Quarry croisa les mains derrière sa tête et se carra dans sa position favorite, les pieds sur la table, toujours heureux de répéter une histoire qu’il avait bien racontée cent fois, mille fois peut-être, la fourbissant au point d’en faire une légende digne des plus grandes entreprises : quand Sears avait rencontré Roebuck, quand Rolls avait rencontré Royce et quand Quarry avait rencontré Hoffmann.
— C’était vers Noël 2001. J’étais à Londres et je travaillais dans une grande banque américaine. Je voulais me lancer et créer mon propre fonds spéculatif. Je savais que je pourrais trouver l’argent — j’avais les contacts, ce n’était pas le problème —, mais je n’avais pas de stratégie qui puisse tenir sur le long terme. Il faut avoir une tactique solide dans ce secteur — vous savez que l’espérance de vie d’un hedge fund est de trois ans ?
— Non, répondit poliment Leclerc.
— Eh bien, c’est vrai. C’est aussi la durée de vie moyenne d’un hamster. Et puis un type de nos bureaux de Genève a parlé de ce fondu de science au CERN qui avait apparemment des idées intéressantes sur le côté algorithmique des choses. On a cru qu’on pourrait l’embaucher comme analyste quantitatif à la banque, mais il n’a rien voulu savoir — il ne voulait ni nous rencontrer ni écouter de quoi il s’agissait : un vrai givré, apparemment, un reclus complet. Ça nous a bien fait marrer — ah, ces quants ! Enfin, qu’est-ce que vous voulez en attendre ? Mais il y avait avec celui-ci un petit quelque chose qui a attiré mon attention : je ne sais pas — comme une prémonition. Il se trouve que je prévoyais d’aller skier pendant les vacances, alors je me suis dit que j’allais passer le voir…
Il décida de prendre contact au réveillon du jour de l’an. Il avait pensé que même un reclus ne pourrait pas refuser de voir quelqu’un pour le réveillon. Il avait donc laissé Sally et les enfants dans le chalet de Chamonix — qu’ils avaient loué avec les Baker, leurs épouvantables voisins de Wimbledon — et, ignorant leurs reproches, était descendu seul à Genève, heureux d’avoir une excuse pour s’en aller. Les montagnes étaient d’un bleu lumineux sous la lune pleine aux trois quarts, et les routes désertes. Il n’y avait pas de GPS dans la voiture de location, pas à l’époque, et, lorsqu’il était arrivé aux abords de l’aéroport de Genève, il avait dû se ranger sur le bord de la route pour consulter une carte Hertz. Pour aller à Saint-Genis-Pouilly, c’était tout droit, juste après le CERN, au milieu d’immenses champs labourés qui brillaient dans le gel. Une petite ville française, un centre-ville pavé avec son café, des rangées de petites maisons proprettes à toit rouge, et enfin quelques immeubles modernes en béton construits au cours des deux ans écoulés et peints en ocre, leurs balcons ornés de carillons à vent, de chaises de jardin pliées et de jardinières desséchées. Quarry avait sonné longtemps à la porte d’Hoffmann sans obtenir de réponse, bien qu’il y ait eu un trait le lumière pâle sous la porte et qu’il sentît qu’il y avait quelqu’un à l’intérieur. Un voisin avait fini par sortir pour lui indiquer que tous les gens du CERN * se trouvaient à une soirée dans une maison près du stade. Il s’était arrêté en chemin dans un bar, avait pris une bouteille de cognac et avait sillonné les rues sombres jusqu’à ce qu’il la trouve.

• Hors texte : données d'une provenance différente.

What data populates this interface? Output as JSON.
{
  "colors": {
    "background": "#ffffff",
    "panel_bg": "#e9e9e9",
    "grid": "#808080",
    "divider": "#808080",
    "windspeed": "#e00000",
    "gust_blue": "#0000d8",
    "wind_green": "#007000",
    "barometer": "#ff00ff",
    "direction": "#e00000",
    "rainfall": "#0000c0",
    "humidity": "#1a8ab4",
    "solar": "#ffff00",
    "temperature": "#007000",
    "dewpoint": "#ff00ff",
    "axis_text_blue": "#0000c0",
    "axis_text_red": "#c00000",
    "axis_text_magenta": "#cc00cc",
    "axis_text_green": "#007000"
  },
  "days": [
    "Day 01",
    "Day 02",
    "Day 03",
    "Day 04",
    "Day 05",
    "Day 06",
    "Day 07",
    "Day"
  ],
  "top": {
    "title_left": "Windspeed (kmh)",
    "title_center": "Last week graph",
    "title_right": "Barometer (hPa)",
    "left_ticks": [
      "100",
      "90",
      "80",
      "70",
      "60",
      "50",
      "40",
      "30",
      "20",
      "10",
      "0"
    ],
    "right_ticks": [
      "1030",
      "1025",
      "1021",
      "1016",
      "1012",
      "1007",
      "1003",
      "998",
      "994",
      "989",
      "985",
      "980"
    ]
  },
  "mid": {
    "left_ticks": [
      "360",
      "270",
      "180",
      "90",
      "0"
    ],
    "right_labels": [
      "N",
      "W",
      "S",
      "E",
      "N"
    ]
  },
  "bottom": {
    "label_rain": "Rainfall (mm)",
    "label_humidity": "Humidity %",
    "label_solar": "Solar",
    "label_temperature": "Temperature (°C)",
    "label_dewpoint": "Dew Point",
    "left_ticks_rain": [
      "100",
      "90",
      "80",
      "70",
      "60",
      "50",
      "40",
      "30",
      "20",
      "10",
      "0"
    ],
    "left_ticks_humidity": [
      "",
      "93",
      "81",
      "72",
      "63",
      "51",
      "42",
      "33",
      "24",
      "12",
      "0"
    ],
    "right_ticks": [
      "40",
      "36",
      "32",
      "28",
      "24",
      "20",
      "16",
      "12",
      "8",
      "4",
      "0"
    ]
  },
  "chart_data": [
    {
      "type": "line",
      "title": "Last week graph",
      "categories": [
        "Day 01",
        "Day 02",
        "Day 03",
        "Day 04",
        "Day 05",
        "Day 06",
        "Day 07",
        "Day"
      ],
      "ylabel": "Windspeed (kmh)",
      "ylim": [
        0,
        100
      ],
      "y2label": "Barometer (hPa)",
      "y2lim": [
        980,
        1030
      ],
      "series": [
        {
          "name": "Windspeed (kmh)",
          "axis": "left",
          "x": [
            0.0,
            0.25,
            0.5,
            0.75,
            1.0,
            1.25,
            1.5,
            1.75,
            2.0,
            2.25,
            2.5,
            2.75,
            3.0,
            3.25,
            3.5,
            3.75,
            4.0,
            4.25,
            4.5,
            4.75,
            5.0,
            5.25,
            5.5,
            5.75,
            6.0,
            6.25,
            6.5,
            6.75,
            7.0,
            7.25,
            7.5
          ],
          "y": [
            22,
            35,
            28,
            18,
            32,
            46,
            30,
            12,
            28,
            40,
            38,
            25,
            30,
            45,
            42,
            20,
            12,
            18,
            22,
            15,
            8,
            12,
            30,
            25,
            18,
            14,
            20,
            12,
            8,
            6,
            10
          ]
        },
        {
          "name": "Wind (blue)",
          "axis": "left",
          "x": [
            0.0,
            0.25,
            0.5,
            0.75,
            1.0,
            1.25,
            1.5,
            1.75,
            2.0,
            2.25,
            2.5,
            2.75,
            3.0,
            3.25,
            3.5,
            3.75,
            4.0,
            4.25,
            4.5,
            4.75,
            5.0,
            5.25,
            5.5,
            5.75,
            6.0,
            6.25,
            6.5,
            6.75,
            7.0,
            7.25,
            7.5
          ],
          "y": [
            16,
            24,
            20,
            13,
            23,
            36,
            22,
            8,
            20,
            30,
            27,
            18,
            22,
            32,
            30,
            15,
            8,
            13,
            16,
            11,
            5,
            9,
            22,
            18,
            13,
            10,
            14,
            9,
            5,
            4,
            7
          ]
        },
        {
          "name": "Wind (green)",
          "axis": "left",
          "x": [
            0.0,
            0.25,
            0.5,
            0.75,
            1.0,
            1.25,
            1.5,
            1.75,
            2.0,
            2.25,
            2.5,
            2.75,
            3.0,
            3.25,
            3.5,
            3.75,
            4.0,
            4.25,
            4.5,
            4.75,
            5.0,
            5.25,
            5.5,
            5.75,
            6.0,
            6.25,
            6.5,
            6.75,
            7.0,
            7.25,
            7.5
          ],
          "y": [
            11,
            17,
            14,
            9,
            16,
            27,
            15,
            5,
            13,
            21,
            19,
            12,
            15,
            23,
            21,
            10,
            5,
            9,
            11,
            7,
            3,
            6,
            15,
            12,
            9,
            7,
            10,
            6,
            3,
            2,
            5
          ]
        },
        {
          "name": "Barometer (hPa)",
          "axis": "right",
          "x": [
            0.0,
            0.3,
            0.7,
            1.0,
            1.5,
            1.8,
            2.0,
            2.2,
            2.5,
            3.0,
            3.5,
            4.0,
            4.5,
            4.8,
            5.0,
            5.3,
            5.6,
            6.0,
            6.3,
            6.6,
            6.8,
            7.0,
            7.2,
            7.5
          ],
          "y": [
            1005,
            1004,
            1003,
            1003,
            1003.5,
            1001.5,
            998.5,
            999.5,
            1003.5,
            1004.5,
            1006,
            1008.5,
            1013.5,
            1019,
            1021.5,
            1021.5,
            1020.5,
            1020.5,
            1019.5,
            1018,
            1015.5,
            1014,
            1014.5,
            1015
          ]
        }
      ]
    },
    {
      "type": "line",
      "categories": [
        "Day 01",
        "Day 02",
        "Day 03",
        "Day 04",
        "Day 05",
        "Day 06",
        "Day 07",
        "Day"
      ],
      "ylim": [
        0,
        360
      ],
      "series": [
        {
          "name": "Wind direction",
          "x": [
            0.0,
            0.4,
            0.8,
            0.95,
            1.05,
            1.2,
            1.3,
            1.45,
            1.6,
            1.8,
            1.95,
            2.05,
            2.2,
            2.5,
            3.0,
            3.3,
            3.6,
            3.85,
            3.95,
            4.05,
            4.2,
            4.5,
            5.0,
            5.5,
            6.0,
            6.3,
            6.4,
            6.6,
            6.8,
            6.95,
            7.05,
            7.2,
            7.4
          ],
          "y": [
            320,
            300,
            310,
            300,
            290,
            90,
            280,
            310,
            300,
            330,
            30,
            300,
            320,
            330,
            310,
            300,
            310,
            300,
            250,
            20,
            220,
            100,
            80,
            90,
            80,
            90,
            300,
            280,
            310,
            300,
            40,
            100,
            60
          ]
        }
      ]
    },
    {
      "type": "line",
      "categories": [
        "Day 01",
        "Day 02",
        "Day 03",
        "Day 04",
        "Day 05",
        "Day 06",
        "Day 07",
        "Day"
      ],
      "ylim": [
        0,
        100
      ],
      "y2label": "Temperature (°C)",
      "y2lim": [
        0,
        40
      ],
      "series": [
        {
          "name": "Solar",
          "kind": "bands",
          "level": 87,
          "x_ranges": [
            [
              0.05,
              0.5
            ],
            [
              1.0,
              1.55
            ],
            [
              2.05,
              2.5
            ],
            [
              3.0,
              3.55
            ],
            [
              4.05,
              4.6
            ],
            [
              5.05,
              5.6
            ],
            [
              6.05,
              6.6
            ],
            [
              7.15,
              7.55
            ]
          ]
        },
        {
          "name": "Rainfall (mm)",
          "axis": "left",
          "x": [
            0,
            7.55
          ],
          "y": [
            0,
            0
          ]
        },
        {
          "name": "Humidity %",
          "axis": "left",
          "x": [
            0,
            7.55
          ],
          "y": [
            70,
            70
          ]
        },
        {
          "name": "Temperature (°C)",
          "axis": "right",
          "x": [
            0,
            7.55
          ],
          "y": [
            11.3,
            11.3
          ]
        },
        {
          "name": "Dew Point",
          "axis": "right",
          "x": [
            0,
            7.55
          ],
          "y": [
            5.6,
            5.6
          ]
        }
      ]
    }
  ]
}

Plus de huit ans plus tard, il se souvenait encore de son excitation lorsque la voiture s’était verrouillée avec un petit gloussement électronique joyeux et qu’il s’était dirigé à pied vers les illuminations multicolores de Noël et la musique pulsée. D’autres personnes, seules ou en couples réjouis, avançaient dans l’obscurité vers le même objectif, et il sentait d’une certaine façon ce qui allait se passer, à savoir que les étoiles qui brillaient au-dessus de cette morne petite ville européenne formaient un alignement et qu’il allait se produire un événement exceptionnel. L’hôte et l’hôtesse se tenaient près de la porte pour accueillir leurs invités — Bob et Maggie Walton, un couple d’Anglais, plus âgés que leurs invités, assommants. Ils eurent l’air très surpris de le voir, et ce d’autant plus quand il leur eut dit qu’il était un ami d’Alex Hoffmann. Il avait eu l’impression que personne n’avait jamais prononcé ces mots auparavant. Walton avait refusé la bouteille de cognac comme s’il s’agissait d’un pot-de-vin.